Weeks after the war, the novelist Amos Oz and his fellow kibbutznik Avraham Shapira borrowed a reel-to-reel tape recorder and interviewed as many soldiers as they could.

To the outside world the young men were heroes; privately many of them were deeply unhappy with their actions, and told Oz and Shapira so. The pair tried to publish the material in 1967 but about 70 percent of it was censored. The remaining 30 percent was published in Shapira’s book, The Seventh Day: Soldiers’ Talk about the Six-Day War.

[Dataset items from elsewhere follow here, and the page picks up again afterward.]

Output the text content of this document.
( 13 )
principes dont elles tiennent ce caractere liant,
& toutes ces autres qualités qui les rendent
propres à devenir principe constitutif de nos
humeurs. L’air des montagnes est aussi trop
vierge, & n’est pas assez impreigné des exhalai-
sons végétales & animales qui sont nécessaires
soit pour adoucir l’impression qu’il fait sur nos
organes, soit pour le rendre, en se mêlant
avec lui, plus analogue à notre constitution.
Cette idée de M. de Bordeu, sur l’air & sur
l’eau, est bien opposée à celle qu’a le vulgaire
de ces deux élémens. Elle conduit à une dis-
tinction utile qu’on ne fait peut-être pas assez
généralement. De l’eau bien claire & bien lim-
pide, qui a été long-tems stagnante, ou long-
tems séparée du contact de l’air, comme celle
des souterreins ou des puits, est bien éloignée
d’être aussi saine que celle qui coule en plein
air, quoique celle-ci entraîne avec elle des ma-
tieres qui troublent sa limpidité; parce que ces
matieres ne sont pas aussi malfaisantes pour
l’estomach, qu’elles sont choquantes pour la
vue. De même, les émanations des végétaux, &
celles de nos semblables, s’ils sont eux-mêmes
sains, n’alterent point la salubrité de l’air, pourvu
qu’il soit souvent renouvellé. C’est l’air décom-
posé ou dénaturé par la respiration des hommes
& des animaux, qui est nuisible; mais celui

Last year, director Mor Loushy and producer Hilla Medalia persuaded Shapira to give them access to the tapes. The documentary combines archive footage and news accounts with the original tapes and new, contemporary interviews with the surviving soldiers of the Six Day War. 
 
It has been screened at a variety of prestigious international film festivals, from Sundance to Florence to Toronto, and has received a rapturous response: and, I learned this week, the BBC plans to show it on TV in the UK in October. And all of the hurt and the moral ambivalence was, yes, passed this time by the Israeli censor.
 
At the end of the film, Amos Oz, now 78, is asked what he thinks of the tapes. “I feel we spoke truth,” he replies. 
I hope Miri Regev is paying attention.